7インチ盤専門店雑記831「上手いドラマーとは(3)」
いまさら私なんぞが取り上げるまでもない気もしますが、タイトなリズムと超絶技巧のドラマー、サイモン・フィリップスについて書いておきます。この人はジェフ・ベックのバックやTOTOでも素晴らしい演奏を聴かせておりますから、皆さんご存じの…という気もします。しかしヘッダー写真のファースト・アルバム「Protocol」あたりを聴いていらっしゃいますかねぇ…。
これは1988年にリリースされたミニ・アルバム的な盤ですが、全部の楽器を彼一人でやっておりましてねぇ…、ただ者ではない側面を匂わせます。片面3曲ずつの45回転なので短いのですが、音質は最高です。YouTubeにはオルタネート・ミックス等も含めた10曲が上がっております。
この人、Wikipediaを見るとただのドラマーでないことが一目瞭然、理解できます。キーボードも結構上手いことは有名ですが、職業欄にミキシング・エンジニアやマスタリング・エンジニアといった文言まで見えます。マイク・オールドフィールドのレコーディングにドラマーとして参加した時に、エンジニアが解雇されてしまい、残った仕事をぶん投げられたのですが、マニュアルを見ながら最後まで仕上げてしまったということで、ここでスタジオ・ワークが面白くなってしまったようですね。元々エンジニア次第で自分のドラムスの音が変わってしまうことが不満だったようで、しまいにはスタジオを造ってしまいますし、スタジオ内のエンジニアリングを全て自分でやるようになってしまったんですね。…素晴らしいです。
お父さんがジャズ・ミュージシャンで12歳でプロ・デビューしたということで、学校の勉強はあまりしっかりやってないようですが、独学であれ頑張って勉強してものにするような人間が好きでしてねぇ…。16歳でお父さんが亡くなってからは、自力でスタジオ・ミュージシャンとして頭角を現したわけで、頭が下がります。
ドラマーとしては、アタックが強くてメリハリのある叩き方が自分の好みでもあり、実はTOTOの音源に関しては、ジェフ・ポーカロが亡くなって彼にチェンジしてからが非常に好きなんです。

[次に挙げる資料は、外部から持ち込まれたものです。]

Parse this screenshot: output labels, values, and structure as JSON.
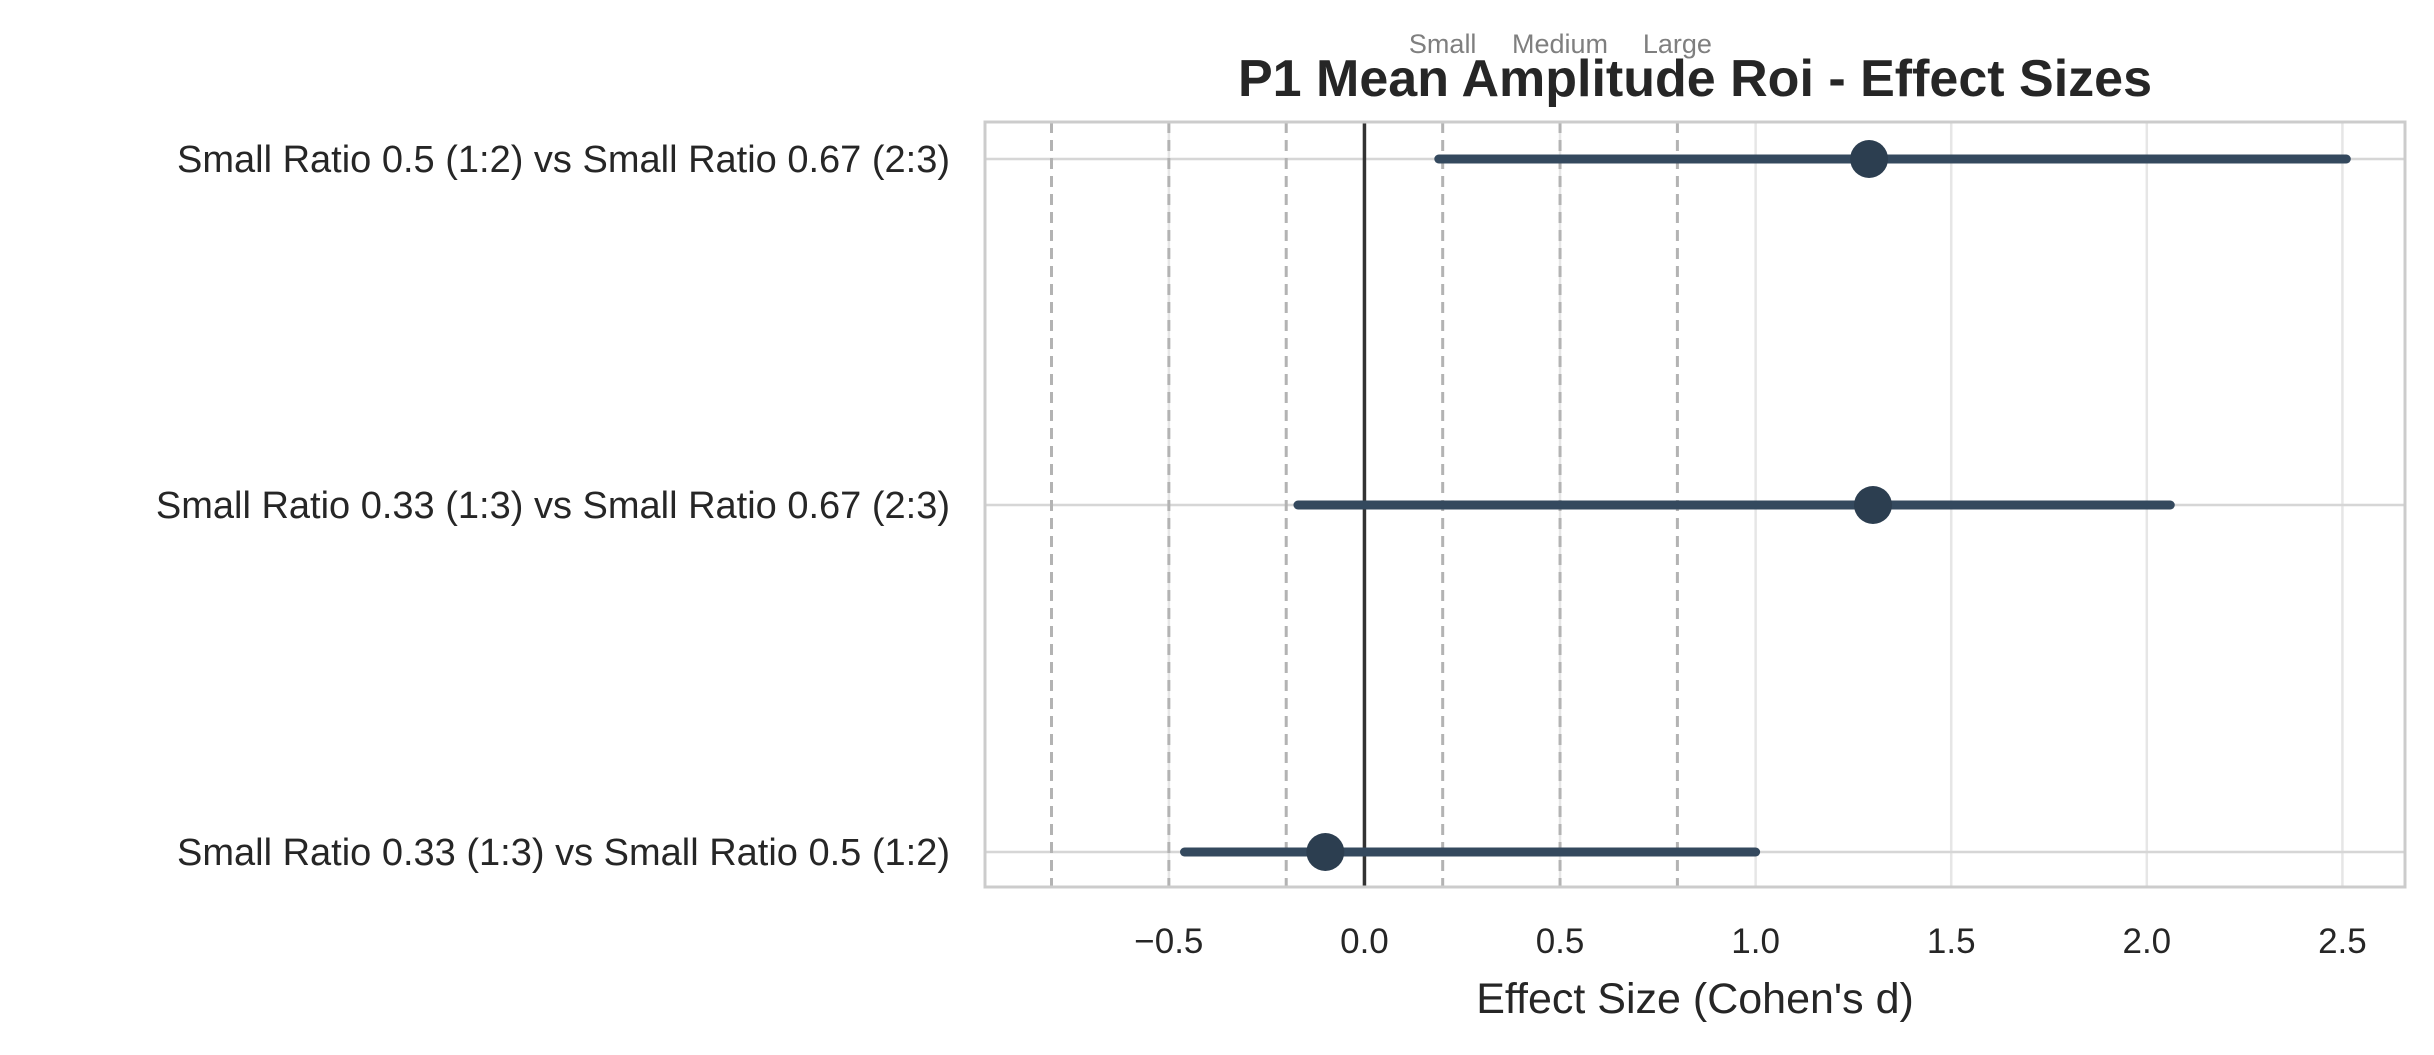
{
  "chart_data": {
    "type": "forest",
    "title": "P1 Mean Amplitude Roi - Effect Sizes",
    "xlabel": "Effect Size (Cohen's d)",
    "ylabel": "",
    "xlim": [
      -0.97,
      2.66
    ],
    "x_ticks": [
      -0.5,
      0.0,
      0.5,
      1.0,
      1.5,
      2.0,
      2.5
    ],
    "x_tick_labels": [
      "−0.5",
      "0.0",
      "0.5",
      "1.0",
      "1.5",
      "2.0",
      "2.5"
    ],
    "grid": true,
    "reference_line": 0.0,
    "threshold_lines": [
      -0.8,
      -0.5,
      -0.2,
      0.2,
      0.5,
      0.8
    ],
    "threshold_labels": [
      {
        "x": 0.2,
        "label": "Small"
      },
      {
        "x": 0.5,
        "label": "Medium"
      },
      {
        "x": 0.8,
        "label": "Large"
      }
    ],
    "comparisons": [
      {
        "label": "Small Ratio 0.5 (1:2) vs Small Ratio 0.67 (2:3)",
        "d": 1.29,
        "ci_low": 0.19,
        "ci_high": 2.51
      },
      {
        "label": "Small Ratio 0.33 (1:3) vs Small Ratio 0.67 (2:3)",
        "d": 1.3,
        "ci_low": -0.17,
        "ci_high": 2.06
      },
      {
        "label": "Small Ratio 0.33 (1:3) vs Small Ratio 0.5 (1:2)",
        "d": -0.1,
        "ci_low": -0.46,
        "ci_high": 1.0
      }
    ],
    "colors": {
      "marker": "#2c3e50",
      "errorbar": "#34495e",
      "reference": "#333333",
      "threshold": "#b3b3b3",
      "grid": "#e6e6e6",
      "frame": "#cccccc"
    }
  }
}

残念ながらアナログ盤で聴く時代ではなくなってしまいますが、CDはコンプリートしております。もちろん1980年代のTOTOは好きですけどね。
「Protocol」はアナログ末期のリリースですから、ヘッダー写真の盤は非常にレアかと思います。中身はとても聴き易いメロディアスなインスト・ロックで、ドラマーのソロという印象は薄いです。カーマイン・アピスのソロも同様で、叩き過ぎてないバランスの良さが印象的です。…でも、まあ普通以上にドラムスの音がよく聴こえますけどね。
とにかく叩き過ぎていないということが大事で、曲によっては8ビートのリズムを堅実に刻んでいるだけの部分もあります。それでも、リズムがタイトだからか、聴き終えた瞬間はやっぱりドラムスが耳に残っていたりします。強いて言えば、タイトル・チューンの「プロトコル」はかなり叩きまくっております。エスニックなテイストも面白い曲で、メロディ・パートはシンセにまかせ、それ以外は打楽器アンサンブルのような構成で、さすがといったところです。…やはり上手いドラマーです。